Regeneration of appendages is relatively common among invertebrates. In mammals, however, multi-tissue regeneration is restricted to the distal portion of the digit tip. Removing more than 60% of the end of the digit culminates in wound healing and fibrotic scar formation. This raises the question of why this is so since this restriction has major implications for therapeutic approaches to tissue repair. My working hypothesis is that cells within the mammalian limb are intrinsically capable of responding regeneratively, however, are diverted towards scarring by the injury microenvironment rather than due to the availability of regeneration-competent progenitors.

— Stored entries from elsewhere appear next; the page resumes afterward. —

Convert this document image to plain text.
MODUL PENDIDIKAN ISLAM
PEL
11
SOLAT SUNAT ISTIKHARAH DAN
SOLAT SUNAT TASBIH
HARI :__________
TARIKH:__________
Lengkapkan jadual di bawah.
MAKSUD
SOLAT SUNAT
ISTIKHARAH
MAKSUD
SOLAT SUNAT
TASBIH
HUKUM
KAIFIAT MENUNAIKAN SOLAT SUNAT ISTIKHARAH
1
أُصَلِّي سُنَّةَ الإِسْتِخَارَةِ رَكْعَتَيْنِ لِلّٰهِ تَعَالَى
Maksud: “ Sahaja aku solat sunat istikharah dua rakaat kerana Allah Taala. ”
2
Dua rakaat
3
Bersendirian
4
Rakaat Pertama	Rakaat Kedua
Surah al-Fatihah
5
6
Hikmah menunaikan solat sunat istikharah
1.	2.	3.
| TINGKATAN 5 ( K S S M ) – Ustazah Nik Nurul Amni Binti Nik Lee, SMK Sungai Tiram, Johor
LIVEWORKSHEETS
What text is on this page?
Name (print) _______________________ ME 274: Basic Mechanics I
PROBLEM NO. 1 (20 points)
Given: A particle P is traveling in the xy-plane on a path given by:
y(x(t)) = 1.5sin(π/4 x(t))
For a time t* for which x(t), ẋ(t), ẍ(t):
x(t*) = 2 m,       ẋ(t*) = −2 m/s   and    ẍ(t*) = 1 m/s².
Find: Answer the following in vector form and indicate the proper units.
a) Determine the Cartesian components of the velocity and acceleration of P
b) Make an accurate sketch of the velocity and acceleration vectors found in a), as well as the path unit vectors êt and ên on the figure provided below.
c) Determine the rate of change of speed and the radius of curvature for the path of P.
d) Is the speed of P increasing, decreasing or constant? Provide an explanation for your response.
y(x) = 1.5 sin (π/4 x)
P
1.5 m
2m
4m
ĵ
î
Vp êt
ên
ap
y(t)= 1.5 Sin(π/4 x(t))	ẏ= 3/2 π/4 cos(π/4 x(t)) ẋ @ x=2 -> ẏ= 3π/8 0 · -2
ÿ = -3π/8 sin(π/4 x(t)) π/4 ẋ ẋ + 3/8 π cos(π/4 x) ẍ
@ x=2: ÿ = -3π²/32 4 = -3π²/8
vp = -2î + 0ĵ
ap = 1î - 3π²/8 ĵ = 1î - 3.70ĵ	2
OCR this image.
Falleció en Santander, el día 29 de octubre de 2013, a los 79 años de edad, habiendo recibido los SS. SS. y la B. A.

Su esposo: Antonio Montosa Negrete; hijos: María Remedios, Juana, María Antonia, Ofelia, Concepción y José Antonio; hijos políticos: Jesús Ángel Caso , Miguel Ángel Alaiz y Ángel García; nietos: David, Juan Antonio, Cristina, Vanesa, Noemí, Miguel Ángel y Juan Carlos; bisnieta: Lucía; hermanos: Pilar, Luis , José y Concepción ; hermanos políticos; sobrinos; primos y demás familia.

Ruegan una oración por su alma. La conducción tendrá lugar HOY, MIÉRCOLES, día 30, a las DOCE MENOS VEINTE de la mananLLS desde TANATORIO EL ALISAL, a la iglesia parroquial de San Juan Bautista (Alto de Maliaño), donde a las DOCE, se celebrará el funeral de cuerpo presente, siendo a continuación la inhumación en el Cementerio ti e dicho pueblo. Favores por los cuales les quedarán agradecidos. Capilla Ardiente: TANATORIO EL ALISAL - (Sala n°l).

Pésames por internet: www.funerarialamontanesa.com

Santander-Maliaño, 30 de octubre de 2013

To test this, we will use an interdisciplinary approach combining single-cell genomic approaches, in vitro culture systems and in vivo assays to map regeneration-competent and incompetent cellular injury microenvironments in the digit tip.

This work will aim to:

- identify signalling networks important for promoting/inhibiting tissue regeneration 

- decipher how cell behaviour is influenced by tissue mechanics

- provide a functional platform to validate regeneration-specific pathways in human tissue.

By gaining an understanding of the regulatory mechanisms that promote mammalian digit tip regeneration, this will ultimately enable their targeted reactivation as a means to treat injuries and degenerative diseases in humans.